Sivas katliamı, kuşkusuz bir insanlık ayıbı olarak toplumsal tarihe mal oldu. Bu vahşetin bir milliyeti ve teokratik inanışa ilişkin bağı varmıydı (?) diye sorgulanacak olsa, yanıtı, kuşkusuz bir görüntü olarak vardı, olmalı! 

Öyle bir görüntünün var olması özel bir anlama gelir mi? Şunu, doğru saptamak gerek. Emperyalizmin azgın gerici ortak damarından sulanan bir kalkışmadır Sivas Faciası. Emperyalizm, şimdiye değin farklı coğrafyalarda, farklı milliyetlere ait kimlikler ve farklı dini inançlardaki pek çok taşeron aktörü, ilericiliğe, toplumculuğa karşı pek çok kez kullanmıştır ve bu hempa tezgah, yeni ortak ayıbın yansıması ve bir ürünü biçiminde, 15 yıl önce, bir kez de Sivas'ta yaratılmıştır. Tıpkı daha önceleri Kahramanmaraş'ta, Yozgat'ta olduğu gibi. Tıpkı şimdilerde Irak'ta, Filistin'de sürdürüldüğü gibi. Tıpkı Vietnam'ı kana boyadığı gibi. Tıpkı Alman faşizminin işlediği cinayetler gibi. Tıpkı bütün tıpkılardaki ortak insanlık ayıplarının, o ayıpların ardındaki sınıf çıkarlarının ve bunun emeğe, emekçiye dayatılmasının küresel benzerliklerini içinde taşıması gibi.

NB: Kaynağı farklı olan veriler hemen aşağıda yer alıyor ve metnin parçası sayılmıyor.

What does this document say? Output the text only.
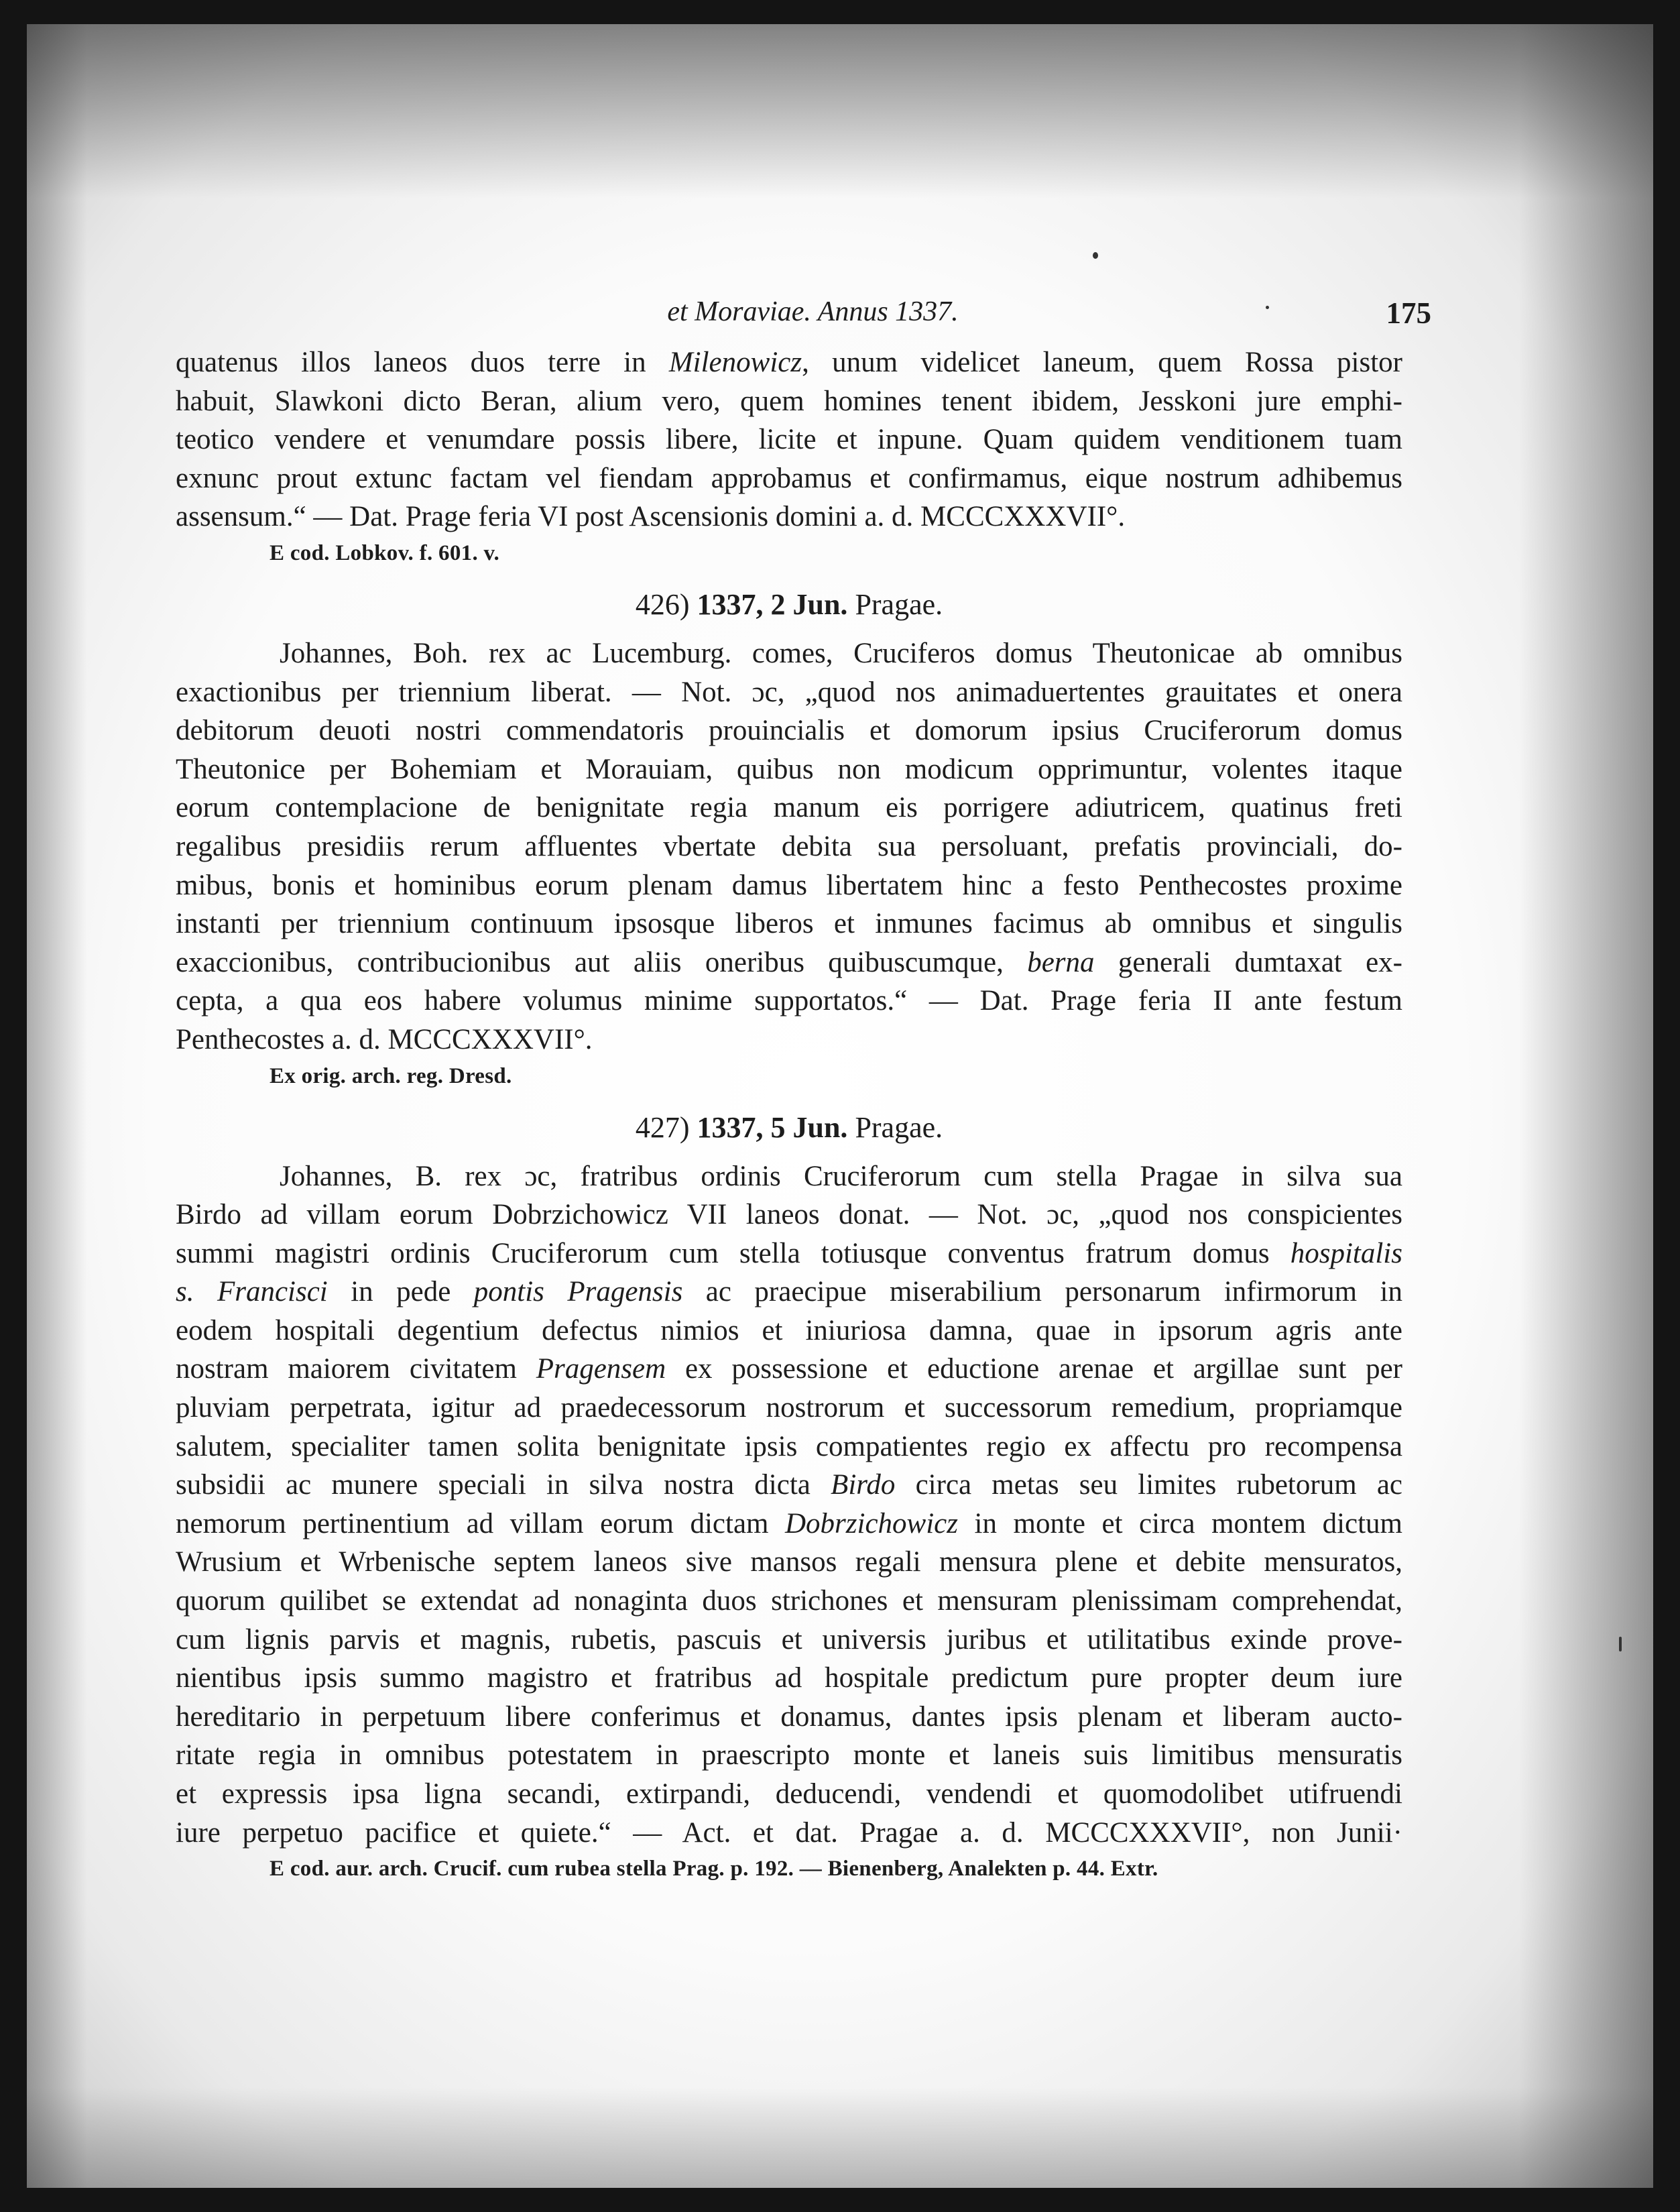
et Moraviae. Annus 1337.	175
quatenus illos laneos duos terre in Milenowicz, unum videlicet laneum, quem Rossa pistor
habuit, Slawkoni dicto Beran, alium vero, quem homines tenent ibidem, Jesskoni jure emphi-
teotico vendere et venumdare possis libere, licite et inpune. Quam quidem venditionem tuam
exnunc prout extunc factam vel fiendam approbamus et confirmamus, eique nostrum adhibemus
assensum.“ — Dat. Prage feria VI post Ascensionis domini a. d. MCCCXXXVII°.
E cod. Lobkov. f. 601. v.
426) 1337, 2 Jun. Pragae.
Johannes, Boh. rex ac Lucemburg. comes, Cruciferos domus Theutonicae ab omnibus
exactionibus per triennium liberat. — Not. ɔc, „quod nos animaduertentes grauitates et onera
debitorum deuoti nostri commendatoris prouincialis et domorum ipsius Cruciferorum domus
Theutonice per Bohemiam et Morauiam, quibus non modicum opprimuntur, volentes itaque
eorum contemplacione de benignitate regia manum eis porrigere adiutricem, quatinus freti
regalibus presidiis rerum affluentes vbertate debita sua persoluant, prefatis provinciali, do-
mibus, bonis et hominibus eorum plenam damus libertatem hinc a festo Penthecostes proxime
instanti per triennium continuum ipsosque liberos et inmunes facimus ab omnibus et singulis
exaccionibus, contribucionibus aut aliis oneribus quibuscumque, berna generali dumtaxat ex-
cepta, a qua eos habere volumus minime supportatos.“ — Dat. Prage feria II ante festum
Penthecostes a. d. MCCCXXXVII°.
Ex orig. arch. reg. Dresd.
427) 1337, 5 Jun. Pragae.
Johannes, B. rex ɔc, fratribus ordinis Cruciferorum cum stella Pragae in silva sua
Birdo ad villam eorum Dobrzichowicz VII laneos donat. — Not. ɔc, „quod nos conspicientes
summi magistri ordinis Cruciferorum cum stella totiusque conventus fratrum domus hospitalis
s. Francisci in pede pontis Pragensis ac praecipue miserabilium personarum infirmorum in
eodem hospitali degentium defectus nimios et iniuriosa damna, quae in ipsorum agris ante
nostram maiorem civitatem Pragensem ex possessione et eductione arenae et argillae sunt per
pluviam perpetrata, igitur ad praedecessorum nostrorum et successorum remedium, propriamque
salutem, specialiter tamen solita benignitate ipsis compatientes regio ex affectu pro recompensa
subsidii ac munere speciali in silva nostra dicta Birdo circa metas seu limites rubetorum ac
nemorum pertinentium ad villam eorum dictam Dobrzichowicz in monte et circa montem dictum
Wrusium et Wrbenische septem laneos sive mansos regali mensura plene et debite mensuratos,
quorum quilibet se extendat ad nonaginta duos strichones et mensuram plenissimam comprehendat,
cum lignis parvis et magnis, rubetis, pascuis et universis juribus et utilitatibus exinde prove-
nientibus ipsis summo magistro et fratribus ad hospitale predictum pure propter deum iure
hereditario in perpetuum libere conferimus et donamus, dantes ipsis plenam et liberam aucto-
ritate regia in omnibus potestatem in praescripto monte et laneis suis limitibus mensuratis
et expressis ipsa ligna secandi, extirpandi, deducendi, vendendi et quomodolibet utifruendi
iure perpetuo pacifice et quiete.“ — Act. et dat. Pragae a. d. MCCCXXXVII°, non Junii·
E cod. aur. arch. Crucif. cum rubea stella Prag. p. 192. — Bienenberg, Analekten p. 44. Extr.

Yok edilen, katledilen insanların kimlikleri ve inançları orda, burda, dünya coğrafyasında değişti. Sınıfsal nedenleri ve cürümün işlendiği sınıflara karşı yaşatılan vahşetin boyutları değişmedi...

Bunları, yazmak, çizmek ve hatırlamak aydın sorumluluğudur. Bu sorumluluk gericilikle, yani özünde emperyalizmle mücadeleyi icap ettirir...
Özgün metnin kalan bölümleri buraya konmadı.